If you or someone you know is seeking private adoption for their family, here are a few questions worth considering.

1. How does the adoption agency treat and care for the birth mothers?

It can be very common for the story of adoption to exclude the birth mother or parents. We give the adoptive family an elevated savior complex and the baby is seen as the lucky one, who escaped a horrid situation. There is a failure to hold the mother, despite any and all circumstances, as a dignified human. I once read that adoption is the building of a family on the grave of another. Though adoption has wonderful positives, it begins with devastation. This narrative is hugely important. Another question to ask is how is the expectant/birth mom provided services both pre- and postnatal? This will speak volumes about their ethics.

2. Have both parents (mother and father) been given the opportunity to parent?

Some agencies do not try or try hard enough to provide expectant parents viable ways to parent their child. The most optimal situation for a child is to be with their parent, and both mother and father should have ample opportunity to be a parent. Coercion, unfortunately, can be used to dissuade parents from trying to parent with support. Instead, they should be empowered.

3. Does the agency encourage open adoptions within safe boundaries?

Closed adoption is rarely optimal. This does not mean that the birth parents have unlimited contact, but that the child has a true picture of their family and story. Children benefit greatly when told about and having access to their biological family, whether it is through mail, e-mail, or occasional phone calls. Even more, biological parents have been shown to benefit from having open contact with their children. This does not negate boundaries, which is also something that an agency can mediate.

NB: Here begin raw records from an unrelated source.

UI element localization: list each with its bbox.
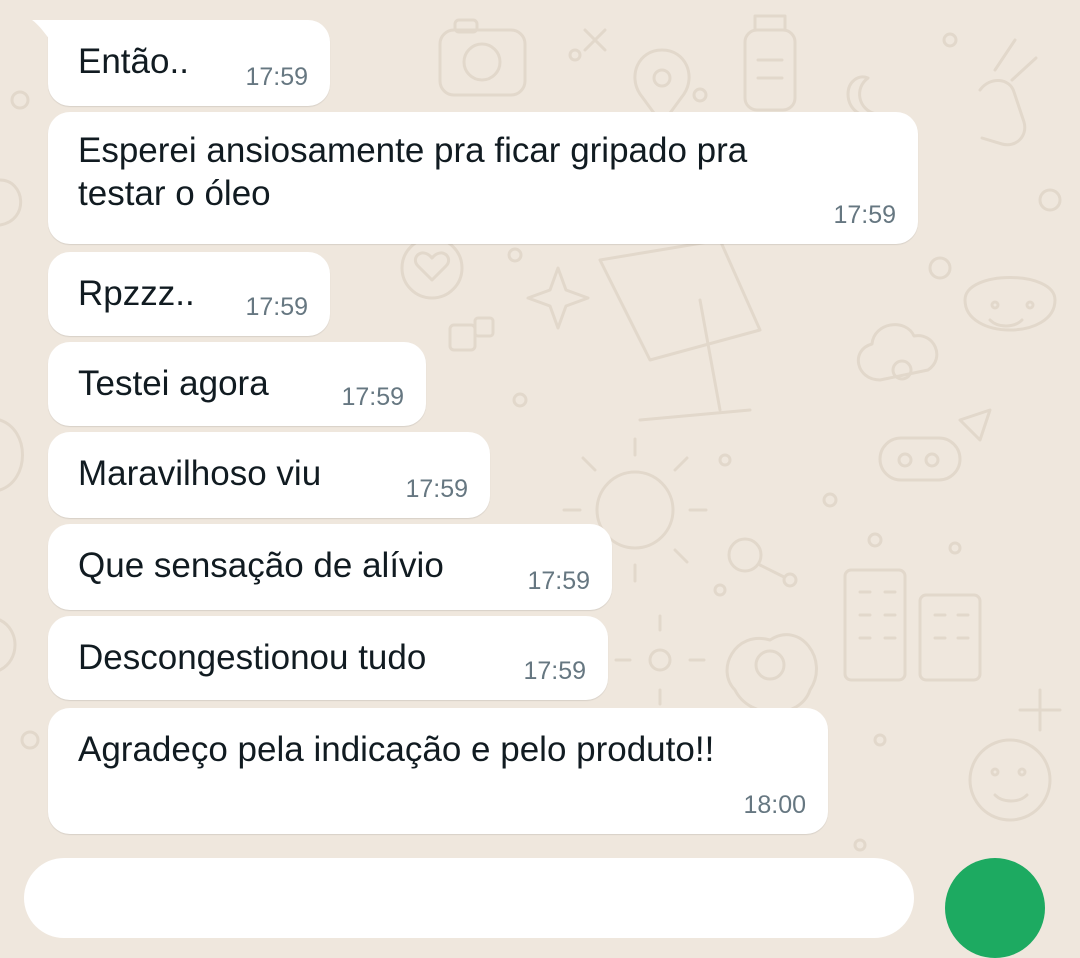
message-timestamp: 17:59 bbox=[523, 657, 586, 685]
bubble-tail bbox=[32, 20, 50, 40]
message-text: Maravilhoso viu bbox=[78, 454, 322, 493]
message-bubble[interactable]: Então.. 17:59 bbox=[32, 20, 330, 106]
message-timestamp: 17:59 bbox=[245, 293, 308, 321]
message-timestamp: 17:59 bbox=[833, 201, 896, 229]
message-text-line: testar o óleo bbox=[78, 174, 271, 213]
message-text: Agradeço pela indicação e pelo produto!! bbox=[78, 730, 715, 769]
message-text: Rpzzz.. bbox=[78, 274, 195, 313]
message-input[interactable] bbox=[24, 858, 914, 938]
message-bubble[interactable]: Rpzzz.. 17:59 bbox=[48, 252, 330, 336]
message-timestamp: 18:00 bbox=[743, 791, 806, 819]
message-bubble[interactable]: Descongestionou tudo 17:59 bbox=[48, 616, 608, 700]
message-bubble[interactable]: Que sensação de alívio 17:59 bbox=[48, 524, 612, 610]
message-timestamp: 17:59 bbox=[527, 567, 590, 595]
message-text: Então.. bbox=[78, 42, 189, 81]
message-list: Então.. 17:59 Esperei ansiosamente pra f… bbox=[0, 0, 1080, 890]
message-text: Descongestionou tudo bbox=[78, 638, 427, 677]
message-text-line: Esperei ansiosamente pra ficar gripado p… bbox=[78, 131, 748, 170]
message-bubble[interactable]: Testei agora 17:59 bbox=[48, 342, 426, 426]
message-text: Que sensação de alívio bbox=[78, 546, 444, 585]
message-timestamp: 17:59 bbox=[245, 63, 308, 91]
message-text: Testei agora bbox=[78, 364, 269, 403]
message-bubble[interactable]: Agradeço pela indicação e pelo produto!!… bbox=[48, 708, 828, 834]
message-bubble[interactable]: Maravilhoso viu 17:59 bbox=[48, 432, 490, 518]
message-text: Esperei ansiosamente pra ficar gripado p… bbox=[78, 129, 747, 215]
send-button[interactable] bbox=[945, 858, 1045, 958]
message-timestamp: 17:59 bbox=[405, 475, 468, 503]
message-timestamp: 17:59 bbox=[341, 383, 404, 411]
message-bubble[interactable]: Esperei ansiosamente pra ficar gripado p… bbox=[48, 112, 918, 244]
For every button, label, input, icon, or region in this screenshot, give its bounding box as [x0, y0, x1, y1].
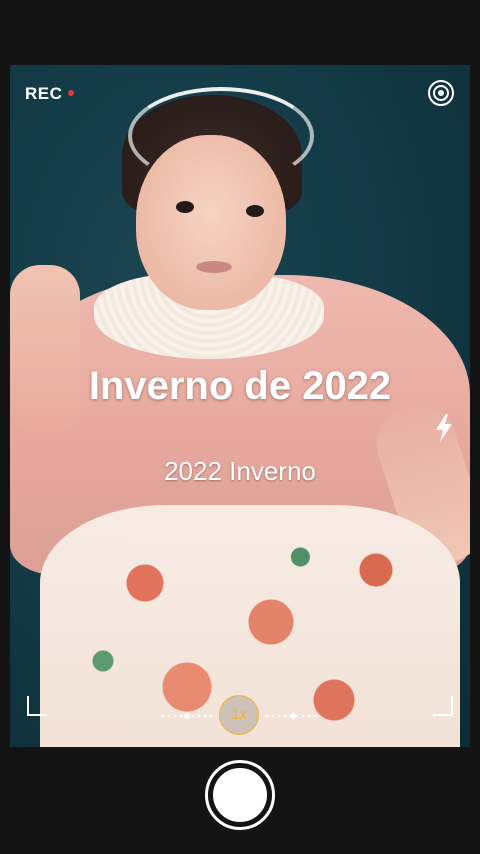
frame-corner-right-icon	[433, 696, 453, 716]
photo-subject-eye	[176, 201, 194, 213]
overlay-subtitle: 2022 Inverno	[164, 456, 316, 486]
shutter-button[interactable]	[205, 760, 275, 830]
shutter-inner-icon	[213, 768, 267, 822]
zoom-stop-dot[interactable]	[290, 713, 296, 719]
photo-subject-headband	[128, 87, 314, 185]
flash-icon[interactable]	[432, 412, 456, 444]
rec-indicator-label: REC	[25, 84, 63, 103]
overlay-title: Inverno de 2022	[88, 364, 392, 408]
zoom-stop-dot[interactable]	[184, 713, 190, 719]
photo-subject-eye	[246, 205, 264, 217]
live-photo-icon[interactable]	[428, 80, 454, 106]
rec-dot-icon	[68, 90, 74, 96]
photo-subject-mouth	[196, 261, 232, 273]
photo-subject-left-arm	[10, 265, 80, 435]
zoom-level-button[interactable]: 1x	[219, 695, 259, 735]
frame-corner-left-icon	[27, 696, 47, 716]
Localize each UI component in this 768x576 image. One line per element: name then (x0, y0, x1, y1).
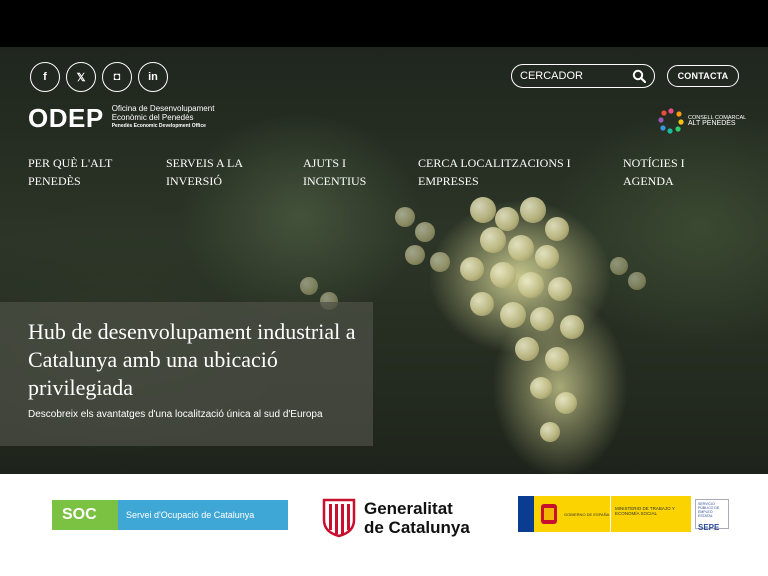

These are a few great questions to begin your search for the right adoption agency. Not getting straightforward answers, or if an agency is not obviously supportive of expectant mothers, could indicate a red flag or more issues down the road. There are countless adoption and adoptee accounts on social media that explain some horrible mishandlings in the adoption world. Books have been written about the dark history of adoption in the United States. These malpractices still occur today, under the guise of being altruistic and helpful.

If adoption is something you wish to consider, I encourage a lot of research beforehand and don’t assume an agency holds its own high standard of ethics.